Harshness and beauty live side by side in the remote, Western Australian township of Karratha. These are also the realities of life within Karratha Central Healthcare, with the former mitigated by a colourful, welcoming and sensitive design from Coda Design Studio.
Coda was commissioned as the project lead in 2013 by the Pilbara Health Network. The decision to design such a healthcare centre followed the region’s inclusion in 2009 as part of the state government’s Pilbara Cities program, which aimed to build the area’s population.
The design for the Karratha Healthcare Centre was meant to embody a new vision for the area. But as much as it was representative of Karratha’s future, it also needed to respect the landscape and the people who lived on it.
Of particular importance was the Indigenous culture that is sunk deep into the fabric of the land. For more than 30,000 years, the Pilbara region has been occupied by ancestors of the Ngarluma, Yindjibarndi, Marthudunera and Yaburara people. Sometime during that 30,000 years, it became a sought-after resources hotspot, attracting thousands of fly-in-fly-out workers. Today, it is increasingly where industry workers and their families are choosing to put down roots.

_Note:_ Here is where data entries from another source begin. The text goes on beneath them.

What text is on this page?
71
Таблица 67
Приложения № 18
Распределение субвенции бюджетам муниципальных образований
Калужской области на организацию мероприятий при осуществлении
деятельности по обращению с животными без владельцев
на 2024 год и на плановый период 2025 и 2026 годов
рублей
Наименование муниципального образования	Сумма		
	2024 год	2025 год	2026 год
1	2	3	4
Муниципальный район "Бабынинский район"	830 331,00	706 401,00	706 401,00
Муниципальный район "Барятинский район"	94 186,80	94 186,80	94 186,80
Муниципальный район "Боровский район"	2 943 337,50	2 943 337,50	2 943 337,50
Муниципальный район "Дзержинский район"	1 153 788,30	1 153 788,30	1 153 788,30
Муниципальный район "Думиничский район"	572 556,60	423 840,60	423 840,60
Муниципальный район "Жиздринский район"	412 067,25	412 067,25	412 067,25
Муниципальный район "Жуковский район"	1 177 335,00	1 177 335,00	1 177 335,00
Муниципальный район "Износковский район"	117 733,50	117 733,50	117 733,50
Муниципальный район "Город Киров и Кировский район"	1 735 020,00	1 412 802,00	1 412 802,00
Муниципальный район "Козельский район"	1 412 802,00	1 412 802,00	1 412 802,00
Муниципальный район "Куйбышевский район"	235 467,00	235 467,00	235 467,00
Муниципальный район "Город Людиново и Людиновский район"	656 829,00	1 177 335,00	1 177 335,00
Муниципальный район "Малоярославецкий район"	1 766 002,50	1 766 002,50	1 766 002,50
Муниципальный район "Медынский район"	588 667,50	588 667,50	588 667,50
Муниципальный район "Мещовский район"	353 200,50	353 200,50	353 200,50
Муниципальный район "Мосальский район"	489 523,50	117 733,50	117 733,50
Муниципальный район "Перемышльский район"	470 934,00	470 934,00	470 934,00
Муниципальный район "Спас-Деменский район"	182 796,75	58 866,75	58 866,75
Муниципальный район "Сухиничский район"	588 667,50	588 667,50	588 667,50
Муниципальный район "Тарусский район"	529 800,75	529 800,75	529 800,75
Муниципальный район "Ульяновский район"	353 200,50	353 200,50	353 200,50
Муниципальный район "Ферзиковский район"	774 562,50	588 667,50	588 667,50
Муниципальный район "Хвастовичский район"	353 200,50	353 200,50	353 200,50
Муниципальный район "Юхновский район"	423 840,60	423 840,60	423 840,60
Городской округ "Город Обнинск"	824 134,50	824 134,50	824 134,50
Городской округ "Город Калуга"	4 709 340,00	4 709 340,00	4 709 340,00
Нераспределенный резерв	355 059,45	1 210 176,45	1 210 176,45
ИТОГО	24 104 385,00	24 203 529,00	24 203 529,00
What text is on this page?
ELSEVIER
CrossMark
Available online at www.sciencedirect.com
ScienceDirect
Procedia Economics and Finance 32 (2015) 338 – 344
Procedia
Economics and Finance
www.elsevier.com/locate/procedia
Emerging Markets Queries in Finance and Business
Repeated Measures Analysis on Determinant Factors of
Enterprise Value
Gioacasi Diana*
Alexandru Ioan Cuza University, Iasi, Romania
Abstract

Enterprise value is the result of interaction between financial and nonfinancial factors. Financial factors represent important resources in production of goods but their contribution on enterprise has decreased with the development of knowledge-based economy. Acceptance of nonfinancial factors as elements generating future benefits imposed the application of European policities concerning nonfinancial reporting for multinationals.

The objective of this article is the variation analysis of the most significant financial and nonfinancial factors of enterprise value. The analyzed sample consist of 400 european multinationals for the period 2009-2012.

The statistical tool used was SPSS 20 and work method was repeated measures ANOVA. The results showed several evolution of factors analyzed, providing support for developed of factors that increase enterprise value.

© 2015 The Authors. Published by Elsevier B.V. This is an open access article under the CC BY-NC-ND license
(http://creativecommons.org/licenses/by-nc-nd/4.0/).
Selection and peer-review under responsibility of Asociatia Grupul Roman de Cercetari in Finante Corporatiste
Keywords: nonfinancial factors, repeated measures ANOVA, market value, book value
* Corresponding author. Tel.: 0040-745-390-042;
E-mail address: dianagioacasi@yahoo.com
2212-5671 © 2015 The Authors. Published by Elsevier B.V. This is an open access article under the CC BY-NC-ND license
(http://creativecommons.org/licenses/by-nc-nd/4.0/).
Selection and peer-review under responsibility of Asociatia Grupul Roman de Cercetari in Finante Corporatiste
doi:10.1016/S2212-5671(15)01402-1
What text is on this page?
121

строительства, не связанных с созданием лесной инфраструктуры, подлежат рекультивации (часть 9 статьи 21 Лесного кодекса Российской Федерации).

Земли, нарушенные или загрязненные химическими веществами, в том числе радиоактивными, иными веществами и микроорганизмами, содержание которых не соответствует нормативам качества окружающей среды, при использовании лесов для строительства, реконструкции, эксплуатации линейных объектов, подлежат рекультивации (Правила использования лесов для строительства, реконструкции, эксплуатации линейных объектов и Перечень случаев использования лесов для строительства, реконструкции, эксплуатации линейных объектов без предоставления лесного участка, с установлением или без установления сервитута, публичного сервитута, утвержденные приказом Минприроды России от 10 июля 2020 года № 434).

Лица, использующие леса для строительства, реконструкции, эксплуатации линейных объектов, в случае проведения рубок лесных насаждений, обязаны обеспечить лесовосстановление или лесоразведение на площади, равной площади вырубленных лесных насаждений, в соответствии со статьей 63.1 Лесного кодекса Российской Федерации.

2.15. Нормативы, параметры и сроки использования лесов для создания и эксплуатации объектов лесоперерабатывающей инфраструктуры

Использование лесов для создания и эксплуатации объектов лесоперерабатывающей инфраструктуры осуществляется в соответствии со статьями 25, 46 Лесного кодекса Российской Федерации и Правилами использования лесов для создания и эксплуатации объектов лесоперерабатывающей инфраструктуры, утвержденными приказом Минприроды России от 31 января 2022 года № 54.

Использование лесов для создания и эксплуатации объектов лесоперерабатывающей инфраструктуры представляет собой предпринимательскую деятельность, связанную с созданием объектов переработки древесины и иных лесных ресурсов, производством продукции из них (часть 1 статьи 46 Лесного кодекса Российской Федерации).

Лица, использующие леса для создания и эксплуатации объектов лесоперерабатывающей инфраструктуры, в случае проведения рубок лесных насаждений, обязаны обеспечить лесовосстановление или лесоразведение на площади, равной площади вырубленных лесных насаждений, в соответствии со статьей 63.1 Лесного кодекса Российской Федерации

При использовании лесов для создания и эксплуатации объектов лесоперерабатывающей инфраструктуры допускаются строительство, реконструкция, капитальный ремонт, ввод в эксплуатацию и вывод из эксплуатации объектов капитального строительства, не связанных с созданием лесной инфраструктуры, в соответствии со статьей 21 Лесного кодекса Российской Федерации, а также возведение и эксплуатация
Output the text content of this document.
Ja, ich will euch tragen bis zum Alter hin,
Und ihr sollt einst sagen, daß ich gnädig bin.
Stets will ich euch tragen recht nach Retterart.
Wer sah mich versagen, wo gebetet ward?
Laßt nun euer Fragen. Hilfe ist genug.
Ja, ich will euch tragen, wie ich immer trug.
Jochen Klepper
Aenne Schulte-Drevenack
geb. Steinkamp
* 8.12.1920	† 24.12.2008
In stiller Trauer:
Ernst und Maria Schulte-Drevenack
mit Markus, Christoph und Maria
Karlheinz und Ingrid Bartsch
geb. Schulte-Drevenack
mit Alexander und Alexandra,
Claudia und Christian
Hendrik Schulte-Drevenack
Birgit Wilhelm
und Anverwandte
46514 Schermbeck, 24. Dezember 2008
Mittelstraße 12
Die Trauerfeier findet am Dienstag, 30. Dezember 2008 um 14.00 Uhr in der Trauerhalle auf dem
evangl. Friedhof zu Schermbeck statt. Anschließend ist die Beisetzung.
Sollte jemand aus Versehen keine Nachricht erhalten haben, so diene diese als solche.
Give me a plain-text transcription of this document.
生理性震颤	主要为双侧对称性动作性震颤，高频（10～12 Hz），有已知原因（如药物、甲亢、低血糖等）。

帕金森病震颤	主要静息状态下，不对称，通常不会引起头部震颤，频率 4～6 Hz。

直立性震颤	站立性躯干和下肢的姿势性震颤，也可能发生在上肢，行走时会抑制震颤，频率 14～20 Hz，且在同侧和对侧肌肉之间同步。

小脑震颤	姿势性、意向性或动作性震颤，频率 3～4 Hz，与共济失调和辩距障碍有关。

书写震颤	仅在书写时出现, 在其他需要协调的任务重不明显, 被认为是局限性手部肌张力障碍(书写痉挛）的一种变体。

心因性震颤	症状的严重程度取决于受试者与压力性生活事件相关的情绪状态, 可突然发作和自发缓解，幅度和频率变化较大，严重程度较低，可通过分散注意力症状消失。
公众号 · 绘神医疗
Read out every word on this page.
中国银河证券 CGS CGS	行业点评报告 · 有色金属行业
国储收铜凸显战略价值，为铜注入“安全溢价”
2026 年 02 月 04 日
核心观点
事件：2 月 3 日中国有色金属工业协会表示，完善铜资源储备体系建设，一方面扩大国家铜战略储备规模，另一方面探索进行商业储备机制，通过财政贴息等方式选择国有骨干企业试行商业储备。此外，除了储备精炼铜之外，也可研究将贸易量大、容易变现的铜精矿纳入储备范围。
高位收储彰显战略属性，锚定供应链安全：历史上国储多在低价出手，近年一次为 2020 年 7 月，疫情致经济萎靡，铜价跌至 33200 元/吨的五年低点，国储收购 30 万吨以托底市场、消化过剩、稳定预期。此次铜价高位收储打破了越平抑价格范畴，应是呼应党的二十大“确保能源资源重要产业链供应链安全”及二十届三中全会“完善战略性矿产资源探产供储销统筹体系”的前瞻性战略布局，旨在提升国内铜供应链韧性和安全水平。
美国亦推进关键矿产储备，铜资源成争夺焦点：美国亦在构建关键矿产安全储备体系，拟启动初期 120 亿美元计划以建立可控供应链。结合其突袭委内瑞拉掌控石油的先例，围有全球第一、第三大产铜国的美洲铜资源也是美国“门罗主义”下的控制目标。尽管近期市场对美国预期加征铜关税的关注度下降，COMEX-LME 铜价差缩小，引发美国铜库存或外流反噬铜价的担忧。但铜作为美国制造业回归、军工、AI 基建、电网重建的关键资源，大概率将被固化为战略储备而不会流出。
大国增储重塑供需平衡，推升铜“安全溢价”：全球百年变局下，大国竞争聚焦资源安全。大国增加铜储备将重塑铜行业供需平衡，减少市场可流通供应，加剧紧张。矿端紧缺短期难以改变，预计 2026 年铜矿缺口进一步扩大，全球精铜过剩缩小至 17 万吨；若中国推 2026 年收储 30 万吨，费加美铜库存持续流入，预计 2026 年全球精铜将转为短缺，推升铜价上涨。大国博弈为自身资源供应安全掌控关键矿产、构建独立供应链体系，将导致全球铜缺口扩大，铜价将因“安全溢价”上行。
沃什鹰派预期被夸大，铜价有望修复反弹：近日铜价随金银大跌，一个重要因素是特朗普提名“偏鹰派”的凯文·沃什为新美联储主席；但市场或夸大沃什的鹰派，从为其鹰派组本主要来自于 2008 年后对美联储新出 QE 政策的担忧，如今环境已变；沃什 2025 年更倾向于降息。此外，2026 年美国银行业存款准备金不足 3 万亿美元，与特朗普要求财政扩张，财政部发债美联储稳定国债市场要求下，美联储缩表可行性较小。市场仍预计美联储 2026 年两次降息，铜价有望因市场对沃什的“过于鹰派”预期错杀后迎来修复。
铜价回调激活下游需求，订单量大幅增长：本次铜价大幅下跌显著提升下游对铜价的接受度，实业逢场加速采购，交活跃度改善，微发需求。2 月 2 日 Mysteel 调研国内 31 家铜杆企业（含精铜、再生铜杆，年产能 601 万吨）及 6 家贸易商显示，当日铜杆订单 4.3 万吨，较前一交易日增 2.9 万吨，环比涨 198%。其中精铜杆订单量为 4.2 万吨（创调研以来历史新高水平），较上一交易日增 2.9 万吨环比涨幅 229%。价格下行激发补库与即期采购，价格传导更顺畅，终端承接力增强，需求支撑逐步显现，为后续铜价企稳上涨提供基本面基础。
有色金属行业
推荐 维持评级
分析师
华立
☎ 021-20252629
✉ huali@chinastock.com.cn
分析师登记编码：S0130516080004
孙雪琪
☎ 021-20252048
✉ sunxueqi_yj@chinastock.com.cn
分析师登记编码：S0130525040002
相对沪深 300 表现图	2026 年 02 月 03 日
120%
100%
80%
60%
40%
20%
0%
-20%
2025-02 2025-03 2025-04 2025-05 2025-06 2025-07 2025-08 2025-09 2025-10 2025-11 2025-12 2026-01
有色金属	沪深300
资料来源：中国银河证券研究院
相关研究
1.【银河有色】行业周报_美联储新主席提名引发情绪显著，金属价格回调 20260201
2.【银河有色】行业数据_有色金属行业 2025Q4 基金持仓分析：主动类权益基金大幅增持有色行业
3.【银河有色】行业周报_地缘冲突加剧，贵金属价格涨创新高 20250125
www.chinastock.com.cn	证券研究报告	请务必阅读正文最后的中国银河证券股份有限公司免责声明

The growth necessitated a corresponding investment in resources and amenities for the local population – both old and new. The Karratha Central Healthcare centre formed part of a government-backed plan that included more open space, more housing options, more community facilities, and more infrastructure.
Patient experience was at the heart of Coda’s design for Karratha Central Healthcare. Necessarily, the climate was another predominant consideration – a consideration whose importance was reinforced when Tropical Cyclone Stan interrupted the centre’s construction.
“Our briefing and design responded to the cultural values of Indigenous clients, [and] particularly how they experience enclosed spaces and the understanding of cultural traditions for privacy. This is reflected in the open, bright and interconnected interior and exterior spaces,” says Coda in a design statement.
“Movement and patient waiting areas have been carefully crafted to allow for cultural obligations, including avoidance of related male and female Indigenous clients.
“The building design responds to the harsh, hot, dry climate condition of the Pilbara, employing a self-shading strategy for protection from the sun to create [a] shading form of deep verandahs, colonnades, balconies, awnings or screens.”
The most obvious example of these twin considerations is the folded floorplan. The single-storey building has been formed into a U-shape, divided into three distinct sections: one for clinical areas and consulting rooms, another for corporate offices and educational spaces, and a third that acts as a waiting area. The inward-looking shape of the centre creates an architectural shelter from the weather’s extremes, while contributing a sense of privacy for staff and patients.
The waiting space is central to the floorplan; it is the liminal space between public and private. This reception area – the first experience that visitors and patients have when they enter the building – is painted a soft yellow. As much as this colour choice references the tropical context of the centre, it is also a warm, welcoming and “happy” colour; antithetical to the sterile stereotypes of hospital waiting rooms.
But this waiting area is not the first indication that Karratha is an iconoclast of hospital design. The façade – an arrangement of pre-cast concrete panels – is punctuated with colourful cut-outs: hot pink squares around the windows, and kaleidoscopic peep holes that cast coloured light through robust walls.
This play of light, shadow and colour continues throughout Karratha’s interior. Ceilings are laden with hollow, pastel-hued stalactites in a variety of geometric shapes. As light comes in through the windows – of which there are many – the colours are thrown throughout the interiors, brightening and lightening the space for patients. Lofty ceiling heights further enhance this chimerical sensation.
Colour is an overarching theme of Karratha Central Healthcare. Two considerations underpinned the specific selection of colours: the landscape, and patient experience. (To recall, these twin concerns underpinned the centre’s design more generally.) For instance, the soft greens are taken from the seasonal grasses of the Pilbara landscape, and shades of purple and yellow refer to wildflowers native to the area.